System Interference Protection

The manufacturing landscape is changing in many ways; there are two significant trends affecting the power grid directly related to cost reductions. One is the addition of new or more automation into each process, and the second is more equipment added to the same space. Both of these trends affect the electrical grid to which they are connected, ultimately affecting equipment that relies on a very small signal to operate properly like sensors and controls.

Typical automation includes adding a significant amount of mobility devices such as robots, motors and other types of inductive loads that, if not properly protected, can affect the power grid by adding eddy currents and spikes. Without proper power planning, equipment will place an imbalanced load on the power grid, leading to the same power problems, plus brownouts and harmonics.

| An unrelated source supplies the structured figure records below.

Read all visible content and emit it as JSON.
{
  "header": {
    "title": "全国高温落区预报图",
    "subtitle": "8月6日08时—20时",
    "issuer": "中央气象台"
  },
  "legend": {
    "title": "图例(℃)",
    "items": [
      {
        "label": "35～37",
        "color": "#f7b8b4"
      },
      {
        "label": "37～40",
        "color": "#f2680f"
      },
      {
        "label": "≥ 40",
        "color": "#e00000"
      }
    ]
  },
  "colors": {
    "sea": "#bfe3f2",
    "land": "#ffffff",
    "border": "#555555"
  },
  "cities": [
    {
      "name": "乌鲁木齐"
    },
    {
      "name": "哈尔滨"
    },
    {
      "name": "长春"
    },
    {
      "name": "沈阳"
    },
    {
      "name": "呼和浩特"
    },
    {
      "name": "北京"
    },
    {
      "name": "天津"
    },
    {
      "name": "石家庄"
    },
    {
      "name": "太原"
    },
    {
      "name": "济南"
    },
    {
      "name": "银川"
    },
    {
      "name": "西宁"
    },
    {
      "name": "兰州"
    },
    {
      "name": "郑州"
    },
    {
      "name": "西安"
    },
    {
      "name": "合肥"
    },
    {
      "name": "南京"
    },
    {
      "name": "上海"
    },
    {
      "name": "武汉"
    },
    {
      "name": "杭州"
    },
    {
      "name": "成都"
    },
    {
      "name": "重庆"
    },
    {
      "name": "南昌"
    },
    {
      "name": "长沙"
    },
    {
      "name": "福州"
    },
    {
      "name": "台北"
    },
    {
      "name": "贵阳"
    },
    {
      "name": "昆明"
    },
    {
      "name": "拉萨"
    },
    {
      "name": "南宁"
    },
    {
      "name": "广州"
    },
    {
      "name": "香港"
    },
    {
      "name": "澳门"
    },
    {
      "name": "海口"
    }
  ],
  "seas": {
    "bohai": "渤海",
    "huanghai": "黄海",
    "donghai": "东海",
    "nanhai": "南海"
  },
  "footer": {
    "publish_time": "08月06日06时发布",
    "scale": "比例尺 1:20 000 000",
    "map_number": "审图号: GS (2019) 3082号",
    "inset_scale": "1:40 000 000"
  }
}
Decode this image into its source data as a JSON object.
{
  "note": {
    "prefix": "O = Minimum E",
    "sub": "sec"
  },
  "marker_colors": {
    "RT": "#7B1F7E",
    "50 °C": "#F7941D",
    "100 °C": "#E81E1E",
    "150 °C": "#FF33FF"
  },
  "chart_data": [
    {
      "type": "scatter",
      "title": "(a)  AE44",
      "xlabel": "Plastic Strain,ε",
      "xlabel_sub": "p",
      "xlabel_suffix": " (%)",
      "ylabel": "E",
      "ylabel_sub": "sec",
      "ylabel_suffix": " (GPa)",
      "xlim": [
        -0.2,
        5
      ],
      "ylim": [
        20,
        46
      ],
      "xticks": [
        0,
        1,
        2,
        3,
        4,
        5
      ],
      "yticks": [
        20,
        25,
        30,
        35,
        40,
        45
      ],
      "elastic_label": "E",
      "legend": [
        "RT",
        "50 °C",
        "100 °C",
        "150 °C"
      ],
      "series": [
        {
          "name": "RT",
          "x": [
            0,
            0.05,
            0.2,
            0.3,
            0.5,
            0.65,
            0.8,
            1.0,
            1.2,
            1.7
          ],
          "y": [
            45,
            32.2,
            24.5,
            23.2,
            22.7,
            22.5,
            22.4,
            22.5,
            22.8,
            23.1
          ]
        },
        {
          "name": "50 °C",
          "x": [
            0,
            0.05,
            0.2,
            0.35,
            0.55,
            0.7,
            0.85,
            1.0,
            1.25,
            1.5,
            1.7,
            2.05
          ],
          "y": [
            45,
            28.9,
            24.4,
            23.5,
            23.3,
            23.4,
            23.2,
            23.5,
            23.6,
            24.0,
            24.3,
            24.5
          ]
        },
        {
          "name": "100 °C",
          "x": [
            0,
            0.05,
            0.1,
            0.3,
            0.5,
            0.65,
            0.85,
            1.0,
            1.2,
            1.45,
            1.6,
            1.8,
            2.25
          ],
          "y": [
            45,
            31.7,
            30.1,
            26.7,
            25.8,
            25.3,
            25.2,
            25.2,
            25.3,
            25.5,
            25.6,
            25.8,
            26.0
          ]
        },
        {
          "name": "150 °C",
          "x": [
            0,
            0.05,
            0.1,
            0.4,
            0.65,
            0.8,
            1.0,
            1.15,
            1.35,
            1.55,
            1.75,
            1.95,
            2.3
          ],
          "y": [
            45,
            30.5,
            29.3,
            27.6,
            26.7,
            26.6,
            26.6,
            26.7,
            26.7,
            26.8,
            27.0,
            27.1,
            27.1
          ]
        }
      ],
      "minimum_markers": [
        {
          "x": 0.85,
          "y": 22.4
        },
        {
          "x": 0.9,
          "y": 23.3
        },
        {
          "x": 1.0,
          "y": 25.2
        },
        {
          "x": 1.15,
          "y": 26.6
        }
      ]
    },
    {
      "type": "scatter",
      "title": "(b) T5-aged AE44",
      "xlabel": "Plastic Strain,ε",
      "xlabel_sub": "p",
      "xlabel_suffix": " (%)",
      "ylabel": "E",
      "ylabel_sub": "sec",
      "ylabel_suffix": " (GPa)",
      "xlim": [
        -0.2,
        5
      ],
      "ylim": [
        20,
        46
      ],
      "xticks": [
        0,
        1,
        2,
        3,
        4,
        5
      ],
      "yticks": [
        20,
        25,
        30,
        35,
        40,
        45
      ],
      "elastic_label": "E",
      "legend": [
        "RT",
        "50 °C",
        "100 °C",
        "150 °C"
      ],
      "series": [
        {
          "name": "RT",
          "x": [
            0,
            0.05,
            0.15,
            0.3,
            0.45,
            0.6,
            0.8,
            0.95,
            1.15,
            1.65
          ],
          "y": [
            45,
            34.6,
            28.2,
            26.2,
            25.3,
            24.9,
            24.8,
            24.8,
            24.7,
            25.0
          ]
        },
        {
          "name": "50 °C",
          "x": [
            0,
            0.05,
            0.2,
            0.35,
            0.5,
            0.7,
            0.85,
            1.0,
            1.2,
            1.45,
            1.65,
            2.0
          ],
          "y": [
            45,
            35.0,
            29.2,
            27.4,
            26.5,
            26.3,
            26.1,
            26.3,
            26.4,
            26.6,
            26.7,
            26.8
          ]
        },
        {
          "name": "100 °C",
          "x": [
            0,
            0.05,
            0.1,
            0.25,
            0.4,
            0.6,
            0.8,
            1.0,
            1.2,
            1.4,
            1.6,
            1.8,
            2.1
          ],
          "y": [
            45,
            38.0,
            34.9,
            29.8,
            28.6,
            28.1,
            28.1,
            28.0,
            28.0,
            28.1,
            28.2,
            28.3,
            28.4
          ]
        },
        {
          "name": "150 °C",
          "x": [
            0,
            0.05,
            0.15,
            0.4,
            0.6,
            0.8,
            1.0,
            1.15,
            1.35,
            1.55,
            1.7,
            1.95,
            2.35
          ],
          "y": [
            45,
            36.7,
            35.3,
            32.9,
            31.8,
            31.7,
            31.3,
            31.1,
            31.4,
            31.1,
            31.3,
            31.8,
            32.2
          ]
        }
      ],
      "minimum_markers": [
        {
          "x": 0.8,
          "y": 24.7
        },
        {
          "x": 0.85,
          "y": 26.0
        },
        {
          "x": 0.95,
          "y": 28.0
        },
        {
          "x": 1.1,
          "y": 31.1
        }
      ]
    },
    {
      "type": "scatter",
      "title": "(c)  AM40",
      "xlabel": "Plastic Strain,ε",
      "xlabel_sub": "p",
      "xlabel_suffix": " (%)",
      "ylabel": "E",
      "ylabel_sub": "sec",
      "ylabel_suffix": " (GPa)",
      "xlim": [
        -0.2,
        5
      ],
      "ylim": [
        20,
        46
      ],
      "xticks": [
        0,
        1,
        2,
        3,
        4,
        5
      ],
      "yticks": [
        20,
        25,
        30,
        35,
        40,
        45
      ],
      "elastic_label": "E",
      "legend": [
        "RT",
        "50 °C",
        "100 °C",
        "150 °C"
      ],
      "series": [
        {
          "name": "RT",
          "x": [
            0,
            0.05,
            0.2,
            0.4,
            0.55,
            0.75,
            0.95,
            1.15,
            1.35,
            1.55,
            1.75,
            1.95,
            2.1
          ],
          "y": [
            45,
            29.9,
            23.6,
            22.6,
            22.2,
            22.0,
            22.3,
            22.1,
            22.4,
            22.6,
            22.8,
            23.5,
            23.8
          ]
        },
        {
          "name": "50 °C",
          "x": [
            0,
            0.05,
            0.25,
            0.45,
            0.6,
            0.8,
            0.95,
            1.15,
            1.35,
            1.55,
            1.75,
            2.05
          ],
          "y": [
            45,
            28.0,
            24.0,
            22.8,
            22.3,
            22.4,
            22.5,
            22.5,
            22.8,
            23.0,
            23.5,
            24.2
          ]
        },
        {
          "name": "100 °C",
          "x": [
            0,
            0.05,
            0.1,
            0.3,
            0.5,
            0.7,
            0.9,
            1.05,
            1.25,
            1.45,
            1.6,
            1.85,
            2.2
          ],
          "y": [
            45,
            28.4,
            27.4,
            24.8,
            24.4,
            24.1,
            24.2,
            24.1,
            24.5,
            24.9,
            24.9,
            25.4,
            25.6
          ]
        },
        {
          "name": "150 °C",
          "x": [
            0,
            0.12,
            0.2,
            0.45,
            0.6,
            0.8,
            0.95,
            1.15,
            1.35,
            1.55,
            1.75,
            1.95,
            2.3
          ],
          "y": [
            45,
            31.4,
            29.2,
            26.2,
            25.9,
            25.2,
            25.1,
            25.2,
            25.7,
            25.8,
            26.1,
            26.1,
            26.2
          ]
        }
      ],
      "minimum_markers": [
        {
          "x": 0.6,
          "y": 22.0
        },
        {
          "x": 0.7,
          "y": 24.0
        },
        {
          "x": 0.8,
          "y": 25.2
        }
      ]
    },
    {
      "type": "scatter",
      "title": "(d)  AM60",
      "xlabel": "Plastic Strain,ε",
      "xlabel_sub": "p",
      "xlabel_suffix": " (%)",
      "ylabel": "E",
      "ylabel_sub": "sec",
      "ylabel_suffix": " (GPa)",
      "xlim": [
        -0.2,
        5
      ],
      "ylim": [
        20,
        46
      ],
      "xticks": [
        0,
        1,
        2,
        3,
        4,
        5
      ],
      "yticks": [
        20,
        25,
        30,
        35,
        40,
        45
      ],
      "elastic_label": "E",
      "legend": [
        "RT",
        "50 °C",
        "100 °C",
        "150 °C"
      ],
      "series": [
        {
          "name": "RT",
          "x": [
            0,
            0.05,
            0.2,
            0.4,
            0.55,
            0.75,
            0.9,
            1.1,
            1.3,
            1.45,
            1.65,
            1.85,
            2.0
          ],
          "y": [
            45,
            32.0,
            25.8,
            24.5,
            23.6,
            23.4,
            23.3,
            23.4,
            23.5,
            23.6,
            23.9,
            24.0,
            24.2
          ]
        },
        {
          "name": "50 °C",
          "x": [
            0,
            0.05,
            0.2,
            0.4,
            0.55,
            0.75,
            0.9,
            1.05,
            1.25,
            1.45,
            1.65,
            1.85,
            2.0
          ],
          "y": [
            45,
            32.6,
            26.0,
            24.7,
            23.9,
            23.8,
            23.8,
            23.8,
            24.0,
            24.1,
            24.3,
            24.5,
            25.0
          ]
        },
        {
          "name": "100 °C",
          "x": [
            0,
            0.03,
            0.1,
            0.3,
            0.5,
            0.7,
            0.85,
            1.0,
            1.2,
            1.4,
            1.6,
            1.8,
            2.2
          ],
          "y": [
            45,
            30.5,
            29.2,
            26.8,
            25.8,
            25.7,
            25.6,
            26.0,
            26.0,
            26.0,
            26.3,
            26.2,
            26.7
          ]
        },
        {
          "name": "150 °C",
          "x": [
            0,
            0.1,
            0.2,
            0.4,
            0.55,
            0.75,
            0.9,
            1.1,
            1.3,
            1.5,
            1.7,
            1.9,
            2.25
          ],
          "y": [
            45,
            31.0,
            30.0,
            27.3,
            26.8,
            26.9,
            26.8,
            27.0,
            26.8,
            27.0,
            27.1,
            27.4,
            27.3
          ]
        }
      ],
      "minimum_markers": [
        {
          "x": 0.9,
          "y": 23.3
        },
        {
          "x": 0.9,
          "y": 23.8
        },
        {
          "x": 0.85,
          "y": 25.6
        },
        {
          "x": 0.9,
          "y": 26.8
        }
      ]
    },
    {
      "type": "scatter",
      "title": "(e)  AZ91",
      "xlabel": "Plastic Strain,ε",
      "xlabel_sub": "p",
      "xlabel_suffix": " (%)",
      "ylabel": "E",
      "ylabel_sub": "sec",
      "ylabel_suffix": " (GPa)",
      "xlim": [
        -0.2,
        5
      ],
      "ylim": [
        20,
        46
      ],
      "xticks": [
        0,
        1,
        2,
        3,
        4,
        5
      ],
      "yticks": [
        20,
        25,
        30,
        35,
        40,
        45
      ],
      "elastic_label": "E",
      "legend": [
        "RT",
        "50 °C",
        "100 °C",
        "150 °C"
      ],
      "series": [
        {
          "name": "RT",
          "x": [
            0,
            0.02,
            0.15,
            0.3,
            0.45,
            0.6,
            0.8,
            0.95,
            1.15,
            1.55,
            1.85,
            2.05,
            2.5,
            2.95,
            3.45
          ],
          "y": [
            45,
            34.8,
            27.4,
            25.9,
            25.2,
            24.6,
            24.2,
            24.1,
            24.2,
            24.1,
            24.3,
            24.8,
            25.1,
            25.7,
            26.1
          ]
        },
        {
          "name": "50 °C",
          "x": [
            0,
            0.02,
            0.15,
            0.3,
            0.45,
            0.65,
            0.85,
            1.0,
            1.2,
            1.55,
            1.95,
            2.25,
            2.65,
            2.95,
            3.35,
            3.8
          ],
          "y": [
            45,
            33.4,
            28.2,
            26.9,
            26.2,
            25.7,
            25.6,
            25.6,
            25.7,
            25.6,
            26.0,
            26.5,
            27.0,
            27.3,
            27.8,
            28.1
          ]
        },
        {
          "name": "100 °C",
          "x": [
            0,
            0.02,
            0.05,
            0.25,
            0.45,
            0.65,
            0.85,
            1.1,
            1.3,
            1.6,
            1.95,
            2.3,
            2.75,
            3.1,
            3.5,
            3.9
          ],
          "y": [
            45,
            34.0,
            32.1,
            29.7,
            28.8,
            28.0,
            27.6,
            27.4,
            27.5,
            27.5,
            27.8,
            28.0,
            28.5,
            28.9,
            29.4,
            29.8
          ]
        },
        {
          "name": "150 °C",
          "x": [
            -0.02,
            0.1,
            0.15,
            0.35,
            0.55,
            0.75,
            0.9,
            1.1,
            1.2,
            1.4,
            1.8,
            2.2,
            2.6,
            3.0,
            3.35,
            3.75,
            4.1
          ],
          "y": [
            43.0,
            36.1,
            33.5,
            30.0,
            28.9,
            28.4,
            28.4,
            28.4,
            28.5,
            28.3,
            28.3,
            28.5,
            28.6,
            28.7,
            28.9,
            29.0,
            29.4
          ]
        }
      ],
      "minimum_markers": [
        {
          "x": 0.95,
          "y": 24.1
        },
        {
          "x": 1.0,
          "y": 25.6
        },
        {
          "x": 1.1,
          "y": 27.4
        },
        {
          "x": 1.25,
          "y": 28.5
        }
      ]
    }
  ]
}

In this changing landscape, we need to ensure that the controls and sensors we rely on are functioning at optimum levels.

How does system interference protection work?

Electrical interference can be found through four typical entry points within any sensor or control system.

  1. Through the ground connection to the control system.
  2. Through the power supply connected to the control system.
  3. Through the sensor input connection (when it is grounded to the system like thermocouples).
  4. RF or electromagnetic interference.

The obstacle with each of these entry points is that "noise" or unwanted signals can take many forms. Fortunately each of these effects can only be measured and addressed appropriately when fully understood as a complete system.

To understand and address each entry point, Fast Heat has built a knowledge base of these issues through extensive testing in a lab and customer applications.

Each entry point has a specific set of protection points that can be applied:

  1. Floating ground isolation coupled with static discharge coupling for critical sensor supply circuitry ensures that ground transients will not make their way through to sensitive circuits.
  2. Power input line filtering for power supply inputs to the control or sensor system.
  3. High isolation (greater than 1000v) sensor input protection isolates critical sensors and allows them to function without interruption or failure.
  4. Proper design in the control and sensor system enclosure through appropriate RF shielding that drains away unwanted RF signals coming into sensitive control and sensor circuitry.

Fast Heat has taken extra steps to ensure our customers that our units are as noise-immune as possible, like CE (EM and LV directives), UL and CSA safety standards.

What are the benefits?

Clearly the benefit is the highly reliable control or sensor system that will remove noise as an obstacle, leading to better, faster productivity and overall quality.